Prospective fund managers should be aware that the EUTF’s investment decisions are made in consultation with external advisors and are subject to board approval. The trust’s publicly available investment policy statement outlines allocation targets and manager evaluation criteria. Given the trust’s size, the EUTF is most likely to participate in diversified fund offerings rather than concentrated or niche strategies.

FAQ

Frequently Asked Questions

What does the Hawaii EUTF invest in?

The Hawaii EUTF invests across a diversified portfolio of global equities, fixed income, real estate, and private equity. The trust's investment strategy is designed to generate returns sufficient to meet current and future health benefit obligations for Hawaii's public employees and retirees. Asset allocation is set by the Board of Trustees with input from external investment consultants.

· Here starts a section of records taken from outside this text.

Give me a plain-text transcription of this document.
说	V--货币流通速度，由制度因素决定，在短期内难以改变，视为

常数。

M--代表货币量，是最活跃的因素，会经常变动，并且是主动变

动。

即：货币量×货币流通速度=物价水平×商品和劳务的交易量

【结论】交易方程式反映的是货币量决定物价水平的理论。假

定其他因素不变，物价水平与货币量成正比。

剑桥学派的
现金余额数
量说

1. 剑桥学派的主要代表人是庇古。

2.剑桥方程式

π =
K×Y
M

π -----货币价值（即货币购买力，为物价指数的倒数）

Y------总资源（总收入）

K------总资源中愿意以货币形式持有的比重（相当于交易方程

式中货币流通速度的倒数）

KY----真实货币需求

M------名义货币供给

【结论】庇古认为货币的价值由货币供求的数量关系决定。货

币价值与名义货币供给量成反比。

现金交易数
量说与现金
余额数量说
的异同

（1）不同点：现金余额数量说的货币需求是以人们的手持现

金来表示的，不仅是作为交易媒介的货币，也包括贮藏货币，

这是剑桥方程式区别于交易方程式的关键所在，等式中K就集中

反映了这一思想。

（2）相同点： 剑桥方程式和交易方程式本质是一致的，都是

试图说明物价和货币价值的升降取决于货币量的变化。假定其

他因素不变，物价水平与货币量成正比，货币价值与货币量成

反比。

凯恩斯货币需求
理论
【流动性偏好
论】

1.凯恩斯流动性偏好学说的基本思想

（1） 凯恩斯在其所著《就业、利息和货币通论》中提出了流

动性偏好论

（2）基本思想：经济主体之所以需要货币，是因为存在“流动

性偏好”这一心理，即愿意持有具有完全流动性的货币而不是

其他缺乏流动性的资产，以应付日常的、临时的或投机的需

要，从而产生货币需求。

How large is the EUTF's alternatives allocation?

The EUTF allocates approximately 15% of its portfolio to alternative investments including private equity and real estate. This allocation has grown gradually as the trust has sought to diversify beyond traditional public market investments and capture return premiums associated with illiquid asset classes.

How is the EUTF governed?

The EUTF is governed by a Board of Trustees composed of representatives from the state government and public employee unions. The board sets investment policy and oversees the trust's investment program with the assistance of external investment consultants and custodians. Board meetings and financial reports are publicly available.